A second way of working for me is to find something I care about and go make pictures about it. As I said earlier, I think some of the best pictures are made when you have curiosity about your subject. Making work this way usually involves more planning, attending events, and making relationships with those involved with whatever it is I’m researching.

Houston Cofield, Untitled, 2020, Archival Inkjet Print

Houston Cofield, Untitled, 2020, Archival Inkjet Print

RB: Your series Manner of Living, Changed captures a night-time hunting excursion with dogs. Do you know the people depicted? How did you come to accompany them? 

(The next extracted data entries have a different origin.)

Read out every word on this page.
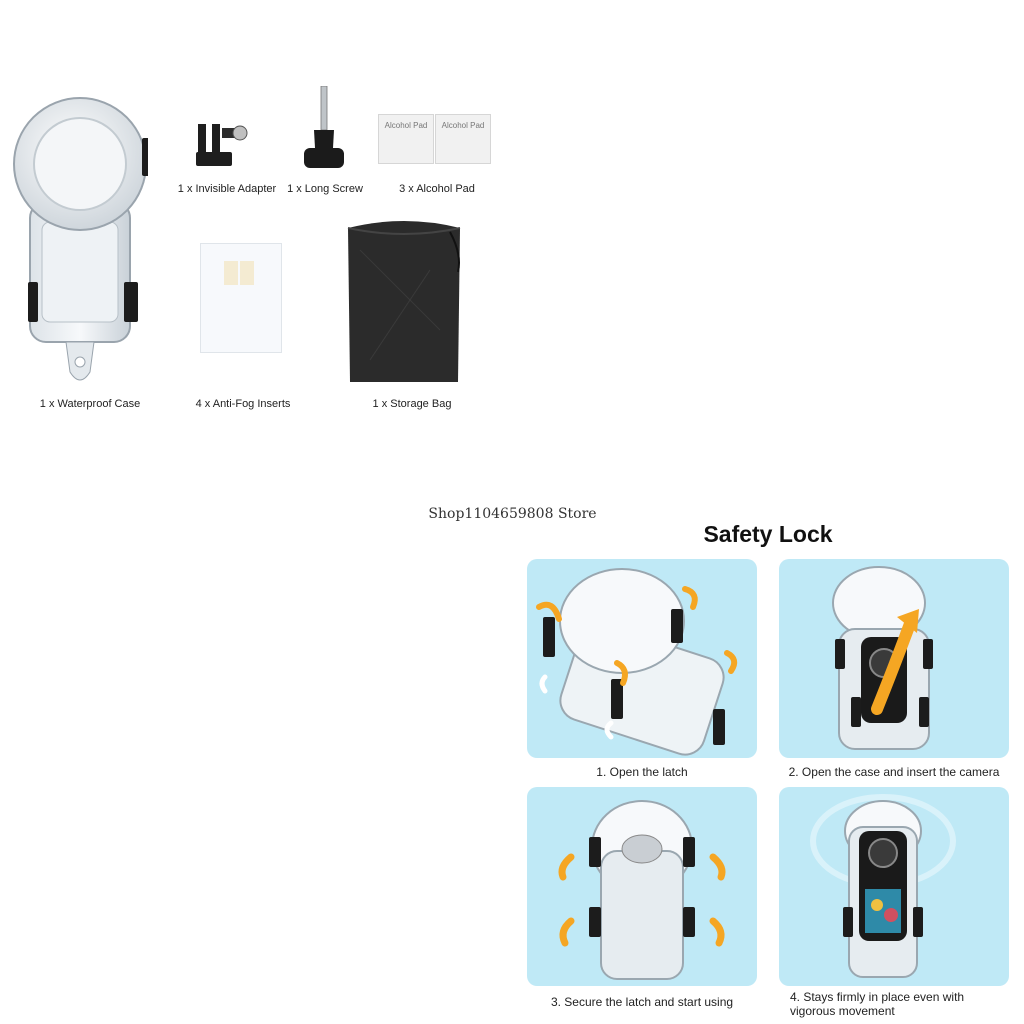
1 x Waterproof Case
1 x Invisible Adapter 1 x Long Screw
Alcohol Pad	Alcohol Pad
3 x Alcohol Pad
4 x Anti-Fog Inserts	1 x Storage Bag
Shop1104659808 Store
Safety Lock
1. Open the latch	2. Open the case and insert the camera
3. Secure the latch and start using	4. Stays firmly in place even with vigorous movement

HC: I’ve grown up hunting my whole life. I’ve always been drawn to people that hunt, but usually those people that are hunting because of a deep rooted lifestyle and tradition. The hunters I photographed for that series are friends of a family member. They usually coon hunt in Somerville, Tenn., but we headed over the Five Lakes, a hunting club near Hughes, Ark., and hunted through the night. I’ve always been drawn to recreational hunting, racing, or any sport that has withstood the test of time. I think for me it’s that fact that there is a certain type of person that still participates in that type of sport whatever it may be purely because they want to and not for any practical purpose.

Houston Cofield, Bluetick Hound, 2020, Archival Inkjet Print, Attribution: A Manner of Living, Changed

Houston Cofield, Bluetick Hound, 2020, Archival Inkjet Print, Attribution: A Manner of Living, Changed

RB: There are some powerful images in your series What Mo(u)ring Feels Like that capture the experience of grief. Are these personal? 

HC: This is probably the most personal work I’ve ever made, maybe ever will make. I certainly don’t think it is complete, but it is where it is for now. The series basically looks at mine and my family’s experience of grief in the wake of my dad’s murder in June of 2019. The work is sort of at a stand still right now as I continue to process this open wound. I’m hoping it will come together in a book some day but it all seems so fresh it’s hard to know the direction it will take.

Houston Cofield, Fruit Basket No. 1, 2019, Archival Inkjet Print, Attribution: What Mo(u)rning Feels Like

Houston Cofield, Fruit Basket No. 1, 2019, Archival Inkjet Print, Attribution: What Mo(u)rning Feels Like

RB: We all have complicated relationships with our representation. Has anyone ever been unhappy with your depiction of them? Who has been the most interesting/fun person you’ve photographed? 

HC: I’m sure there have been people that have been unhappy with however I photographed them but no one has said anything to me yet! I always love photographing other artists. Most recently I photographed a former sculptor professor of mine, Bill Beckwith, at his studio in Taylor, Miss. We began discussing form and composition as I was making pictures of him in his studio. The more time I spent in his studio the more I began to notice how much Bill embodies the sculptural forms he creates in his work. His movements and the way he posed for pictures were almost an extension of our conversation and very much an unspoken collaboration between the two of us. That’s probably the most exciting set of pictures I’ve made recently.

Houston Cofield, Bill Beckwith, 2020, Archival Inkjet Print

Houston Cofield, Bill Beckwith, 2020, Archival Inkjet Print

RB: What are you working on now and what’s next? 

HC: I’m working on a book / over-done zine on the black and white landscape pictures I made while we were living in Mississippi last April. It’s mostly to give my grandmother as a thank you gift for letting us stay at the house, but I may end up making a short run while I’m at it.


Houston Cofield is a photographer and artist living and working in Memphis, Tennessee. He received his MFA in Photography from the University of Illinois at Chicago, and his BA in Journalism from the University of Mississippi. He is a fourth generation photographer, all of which have photographed the American South.

Rachel Bubis is an independent arts writer as well as Contributor to The Focus blog and Web + Print Manager for Locate Arts in Nashville, TN.